“Anarchy is chaos. Chaos is the principle of continual creation. And Chaos never died.” Hakim Bey, 1987
The streets are chaotic image of the mass of humans and a few other animals that manage to survive in such a hostile environment. The idea of a well-ordered tidy street is the image of a dystopic totalitarian state; disguising them as a garden city or behind historic facades only hides the fact. There are always back alleys, service lanes, the backs of signs; and as the philosopher, Max Stirner points out kids love getting behind things and seeing their backsides. The street is a media that the authorities cannot censor; it can never be controlled completely, stickers, dead drops and all kinds of uncontrolled communication (see my posts on Political Graffiti and Graffiti in WWII).
Graffiti gives courage to those who agree with the opinions that they are not alone while demonstrating to the authorities that their view is not universally accepted. Graffiti is about non-violent propaganda by deed, as much as, it is propaganda images and propaganda is so much more effective with cool images. As Sydney street artist Jumbo said: “sometimes the message is just in the action.” (“Vandals or Vanguards?” at RMIT 26/9/11) Graffiti, like the punk bands, says if they can do that then what can I do?
Maybe I should write an addendum about graffiti to Greil Marcus’s Lipstick Traces (Penguin,1989). Marcus brilliantly traces an element of anarchy from medieval Anabaptists through the Dadaists, the Situationalists and on to the punks. But do we really need the repetition of Situationalist slogans almost half a century after they were first written on the streets of Paris? Do we even need another slogan or a manifesto or Hakim Bey’s invocations to poetic terrorism to spell out what is written on the wall? Do we need to spell it out blockbuster style or is it enough to bring beauty to an abandoned place?

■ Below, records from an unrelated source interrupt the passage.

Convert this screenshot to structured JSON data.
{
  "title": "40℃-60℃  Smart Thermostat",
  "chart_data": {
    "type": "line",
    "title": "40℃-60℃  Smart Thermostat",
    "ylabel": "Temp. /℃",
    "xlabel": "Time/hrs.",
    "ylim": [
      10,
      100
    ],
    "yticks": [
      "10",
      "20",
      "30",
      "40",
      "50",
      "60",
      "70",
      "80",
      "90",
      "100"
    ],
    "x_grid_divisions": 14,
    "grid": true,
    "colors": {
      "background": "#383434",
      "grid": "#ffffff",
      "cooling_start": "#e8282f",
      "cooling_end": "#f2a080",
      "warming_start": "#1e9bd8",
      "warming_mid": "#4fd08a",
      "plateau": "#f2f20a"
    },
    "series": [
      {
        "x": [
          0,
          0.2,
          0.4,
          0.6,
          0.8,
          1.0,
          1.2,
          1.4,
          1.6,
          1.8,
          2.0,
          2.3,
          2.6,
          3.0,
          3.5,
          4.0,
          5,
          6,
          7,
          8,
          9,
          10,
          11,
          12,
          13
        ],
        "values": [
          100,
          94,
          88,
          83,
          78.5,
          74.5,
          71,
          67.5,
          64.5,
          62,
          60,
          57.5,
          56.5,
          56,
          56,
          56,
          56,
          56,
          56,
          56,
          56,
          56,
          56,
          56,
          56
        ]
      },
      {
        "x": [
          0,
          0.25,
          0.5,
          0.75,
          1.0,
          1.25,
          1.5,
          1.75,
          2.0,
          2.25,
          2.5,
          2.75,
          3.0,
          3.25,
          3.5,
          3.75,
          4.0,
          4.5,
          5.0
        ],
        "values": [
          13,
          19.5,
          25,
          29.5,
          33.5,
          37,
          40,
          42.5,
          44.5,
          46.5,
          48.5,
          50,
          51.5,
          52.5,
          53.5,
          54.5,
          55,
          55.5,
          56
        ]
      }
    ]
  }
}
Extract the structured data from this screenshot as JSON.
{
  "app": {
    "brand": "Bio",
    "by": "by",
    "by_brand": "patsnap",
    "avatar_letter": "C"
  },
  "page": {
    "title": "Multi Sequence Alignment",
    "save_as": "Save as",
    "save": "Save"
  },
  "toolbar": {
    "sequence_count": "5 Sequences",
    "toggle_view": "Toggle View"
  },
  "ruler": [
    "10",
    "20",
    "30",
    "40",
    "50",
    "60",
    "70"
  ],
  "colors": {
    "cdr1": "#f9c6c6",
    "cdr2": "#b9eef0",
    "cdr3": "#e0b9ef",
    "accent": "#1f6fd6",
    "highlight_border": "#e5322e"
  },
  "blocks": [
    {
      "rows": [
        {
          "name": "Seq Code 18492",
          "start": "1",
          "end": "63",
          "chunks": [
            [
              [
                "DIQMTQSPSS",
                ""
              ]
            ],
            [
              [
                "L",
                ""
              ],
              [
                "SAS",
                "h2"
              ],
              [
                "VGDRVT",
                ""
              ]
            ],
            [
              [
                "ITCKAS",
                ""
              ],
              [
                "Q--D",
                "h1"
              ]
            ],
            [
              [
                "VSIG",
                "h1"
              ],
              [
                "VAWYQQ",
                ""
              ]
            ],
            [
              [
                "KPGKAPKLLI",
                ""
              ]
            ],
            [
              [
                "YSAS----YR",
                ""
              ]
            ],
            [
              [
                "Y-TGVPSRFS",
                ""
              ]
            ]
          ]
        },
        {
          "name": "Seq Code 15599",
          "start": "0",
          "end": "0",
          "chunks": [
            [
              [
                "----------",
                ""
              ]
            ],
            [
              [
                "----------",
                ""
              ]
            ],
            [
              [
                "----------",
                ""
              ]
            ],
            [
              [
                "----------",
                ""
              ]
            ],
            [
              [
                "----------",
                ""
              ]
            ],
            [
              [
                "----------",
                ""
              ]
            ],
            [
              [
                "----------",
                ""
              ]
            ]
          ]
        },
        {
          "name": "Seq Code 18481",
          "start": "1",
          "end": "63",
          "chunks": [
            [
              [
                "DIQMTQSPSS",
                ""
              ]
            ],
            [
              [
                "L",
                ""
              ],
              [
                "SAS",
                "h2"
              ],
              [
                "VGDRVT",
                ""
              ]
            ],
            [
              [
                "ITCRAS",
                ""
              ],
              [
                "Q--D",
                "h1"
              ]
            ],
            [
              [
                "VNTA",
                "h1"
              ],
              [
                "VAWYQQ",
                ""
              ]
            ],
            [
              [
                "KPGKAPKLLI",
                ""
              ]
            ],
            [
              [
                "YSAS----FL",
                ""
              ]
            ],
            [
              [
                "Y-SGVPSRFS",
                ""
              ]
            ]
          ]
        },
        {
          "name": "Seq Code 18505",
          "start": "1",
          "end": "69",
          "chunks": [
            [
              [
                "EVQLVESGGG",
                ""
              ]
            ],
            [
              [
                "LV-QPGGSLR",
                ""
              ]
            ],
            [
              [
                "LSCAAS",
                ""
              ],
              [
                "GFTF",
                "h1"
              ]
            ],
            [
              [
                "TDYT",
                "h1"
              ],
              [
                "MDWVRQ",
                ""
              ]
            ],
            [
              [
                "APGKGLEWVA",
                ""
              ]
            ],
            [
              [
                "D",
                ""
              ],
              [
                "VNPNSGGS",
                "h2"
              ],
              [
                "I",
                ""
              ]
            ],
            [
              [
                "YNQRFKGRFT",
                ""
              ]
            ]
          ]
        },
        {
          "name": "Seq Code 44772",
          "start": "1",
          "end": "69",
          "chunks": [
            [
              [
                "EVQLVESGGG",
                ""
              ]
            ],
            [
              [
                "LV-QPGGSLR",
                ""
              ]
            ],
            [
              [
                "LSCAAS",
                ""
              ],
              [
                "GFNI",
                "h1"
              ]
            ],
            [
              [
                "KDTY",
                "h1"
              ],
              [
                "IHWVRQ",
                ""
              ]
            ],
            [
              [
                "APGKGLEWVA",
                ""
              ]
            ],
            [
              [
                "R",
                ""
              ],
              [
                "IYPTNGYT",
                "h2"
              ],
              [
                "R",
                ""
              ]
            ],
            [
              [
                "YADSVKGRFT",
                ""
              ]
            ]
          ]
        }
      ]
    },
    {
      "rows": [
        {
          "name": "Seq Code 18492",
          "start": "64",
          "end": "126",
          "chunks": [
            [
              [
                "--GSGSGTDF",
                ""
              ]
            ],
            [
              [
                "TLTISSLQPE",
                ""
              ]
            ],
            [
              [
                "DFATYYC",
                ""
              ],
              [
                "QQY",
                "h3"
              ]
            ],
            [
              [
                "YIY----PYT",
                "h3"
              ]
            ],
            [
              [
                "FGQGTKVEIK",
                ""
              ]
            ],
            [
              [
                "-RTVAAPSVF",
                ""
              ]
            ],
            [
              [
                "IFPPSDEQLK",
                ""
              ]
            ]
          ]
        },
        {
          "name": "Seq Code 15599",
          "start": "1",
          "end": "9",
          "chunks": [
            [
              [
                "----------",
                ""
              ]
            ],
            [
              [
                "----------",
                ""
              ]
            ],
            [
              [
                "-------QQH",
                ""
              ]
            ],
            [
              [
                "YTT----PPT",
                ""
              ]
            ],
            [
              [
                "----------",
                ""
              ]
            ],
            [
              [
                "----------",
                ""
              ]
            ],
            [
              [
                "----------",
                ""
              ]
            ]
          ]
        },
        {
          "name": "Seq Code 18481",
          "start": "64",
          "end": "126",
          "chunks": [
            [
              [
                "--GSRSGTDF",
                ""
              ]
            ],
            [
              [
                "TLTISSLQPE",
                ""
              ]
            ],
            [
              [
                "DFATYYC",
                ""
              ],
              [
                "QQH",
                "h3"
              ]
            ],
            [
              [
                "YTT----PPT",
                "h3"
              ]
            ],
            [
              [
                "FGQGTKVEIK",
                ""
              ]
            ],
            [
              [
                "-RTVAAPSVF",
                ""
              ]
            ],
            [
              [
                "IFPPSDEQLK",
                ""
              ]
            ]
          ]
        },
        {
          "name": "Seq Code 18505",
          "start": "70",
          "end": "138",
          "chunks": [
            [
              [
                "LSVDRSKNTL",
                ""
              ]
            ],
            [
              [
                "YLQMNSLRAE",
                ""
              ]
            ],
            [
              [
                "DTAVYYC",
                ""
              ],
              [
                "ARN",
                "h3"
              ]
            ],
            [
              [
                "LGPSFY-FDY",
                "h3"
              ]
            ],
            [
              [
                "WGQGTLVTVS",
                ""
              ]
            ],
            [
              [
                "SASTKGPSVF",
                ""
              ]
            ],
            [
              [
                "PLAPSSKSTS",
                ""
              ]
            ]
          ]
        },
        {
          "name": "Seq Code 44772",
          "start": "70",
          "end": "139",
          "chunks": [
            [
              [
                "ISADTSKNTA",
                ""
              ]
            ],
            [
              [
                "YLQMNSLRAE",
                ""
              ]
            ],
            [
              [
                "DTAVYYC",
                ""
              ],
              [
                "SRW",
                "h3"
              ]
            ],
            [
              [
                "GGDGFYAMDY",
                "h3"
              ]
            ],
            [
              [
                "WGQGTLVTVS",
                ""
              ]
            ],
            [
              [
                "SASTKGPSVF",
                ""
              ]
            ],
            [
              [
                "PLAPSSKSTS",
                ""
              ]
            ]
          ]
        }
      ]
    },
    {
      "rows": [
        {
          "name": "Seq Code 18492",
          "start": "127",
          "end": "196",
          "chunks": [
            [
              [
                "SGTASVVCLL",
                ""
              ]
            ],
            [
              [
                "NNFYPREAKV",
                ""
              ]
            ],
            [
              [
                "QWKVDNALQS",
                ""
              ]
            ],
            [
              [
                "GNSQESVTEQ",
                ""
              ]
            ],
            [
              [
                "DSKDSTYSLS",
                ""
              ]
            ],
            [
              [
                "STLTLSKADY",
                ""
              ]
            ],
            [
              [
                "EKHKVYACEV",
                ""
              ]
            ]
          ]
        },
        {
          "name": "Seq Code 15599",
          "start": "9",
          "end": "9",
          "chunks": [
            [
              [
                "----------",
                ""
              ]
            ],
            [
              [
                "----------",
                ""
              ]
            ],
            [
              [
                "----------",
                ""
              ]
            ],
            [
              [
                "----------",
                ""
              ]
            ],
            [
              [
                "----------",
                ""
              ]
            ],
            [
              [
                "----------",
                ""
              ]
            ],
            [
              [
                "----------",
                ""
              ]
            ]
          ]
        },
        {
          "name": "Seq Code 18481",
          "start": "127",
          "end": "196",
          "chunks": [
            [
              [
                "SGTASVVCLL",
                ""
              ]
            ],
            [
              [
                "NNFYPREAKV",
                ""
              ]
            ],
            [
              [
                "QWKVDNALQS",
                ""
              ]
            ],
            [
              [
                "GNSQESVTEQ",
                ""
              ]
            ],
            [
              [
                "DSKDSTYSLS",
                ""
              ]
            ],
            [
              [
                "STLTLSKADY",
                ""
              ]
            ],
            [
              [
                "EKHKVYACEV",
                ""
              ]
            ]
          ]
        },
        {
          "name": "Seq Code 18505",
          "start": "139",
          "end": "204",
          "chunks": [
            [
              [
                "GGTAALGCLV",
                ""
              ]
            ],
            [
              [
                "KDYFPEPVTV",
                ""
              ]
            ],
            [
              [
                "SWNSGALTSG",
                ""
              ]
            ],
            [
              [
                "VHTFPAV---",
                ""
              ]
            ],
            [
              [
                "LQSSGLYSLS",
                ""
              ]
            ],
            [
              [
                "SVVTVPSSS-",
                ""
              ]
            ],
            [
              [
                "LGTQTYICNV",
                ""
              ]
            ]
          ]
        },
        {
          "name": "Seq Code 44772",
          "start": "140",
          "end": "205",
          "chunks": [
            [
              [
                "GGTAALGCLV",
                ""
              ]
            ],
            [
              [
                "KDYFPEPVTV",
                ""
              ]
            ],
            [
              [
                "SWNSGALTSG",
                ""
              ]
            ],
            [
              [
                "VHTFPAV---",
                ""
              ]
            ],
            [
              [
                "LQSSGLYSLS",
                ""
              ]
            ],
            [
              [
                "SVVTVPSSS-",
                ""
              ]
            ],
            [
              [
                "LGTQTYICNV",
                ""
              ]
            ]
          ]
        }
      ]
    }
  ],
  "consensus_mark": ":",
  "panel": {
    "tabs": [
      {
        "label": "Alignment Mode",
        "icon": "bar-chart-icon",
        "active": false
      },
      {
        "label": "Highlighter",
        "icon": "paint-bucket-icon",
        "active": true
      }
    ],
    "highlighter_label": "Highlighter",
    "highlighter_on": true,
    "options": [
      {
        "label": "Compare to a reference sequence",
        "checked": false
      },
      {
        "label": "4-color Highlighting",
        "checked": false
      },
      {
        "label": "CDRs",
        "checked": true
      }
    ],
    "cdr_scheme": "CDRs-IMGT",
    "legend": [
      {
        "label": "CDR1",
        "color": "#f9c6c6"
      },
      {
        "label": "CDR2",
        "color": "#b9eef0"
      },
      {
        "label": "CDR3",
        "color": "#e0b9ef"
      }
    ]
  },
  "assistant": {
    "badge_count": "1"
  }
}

“Culture and the state – one should not deceive oneself over this – are antagonists: the ‘cultural state’ is merely a modern idea. The one lives off the other, the one thrives at the expense of the other.” Nietzche, Twilight of the Idols
From the deliberate actions of culture-jammers and slogan writers, to the basic anti-police and anti-authoritarian attitude of all graffiti writers, graffiti is political. And graffiti is political because it is repressed, because the government attempts to control chaos. For if you act like someone is your enemy then they will become your enemy.
There is a lot of hostility to graffiti because it is chaos (I choose to embrace the chaos). I catch the train and there is a wanted poster for some guy for doing a tag. There is a flier in my letterbox from a politician boasting about how they cleaned up a small patch of graffiti and replaced it with clunky but colourful painting by school children. The approval of a politician makes the illegal legitimate. It is hard to write about Melbourne’s street art and graffiti without talking about the influence of the law; what is a legal piece and what is not, the council’s rules and where they are ignored, overlooked or unenforceable. For an opposing view on “Graffiti and Anarchy” read Tom McLaughlin’s blog. In response to Tom teenage boys drawing phalli are part of the anarchy and chaos of human life and I would only criticize the culture where this is the best that teenage boys can graffiti.
There are plenty of self-aware anarchists doing street art and graffiti in Melbourne but flying the flag for anarchy is rarely a very useful activity. Walking through Melbourne I was handed a flier in the street by veteran anarchist, Dr. Joseph Toscano calling for a new people’s bank. It was a very old school demonstration out the front of a corporate headquarters that had ripped off some small time investors. Toscano talking with a megaphone to small a group of people, other people were handing out leaflets. It made the evening news that night.
I’ve said enough for now – I welcome your thoughts on anarchy and graffiti.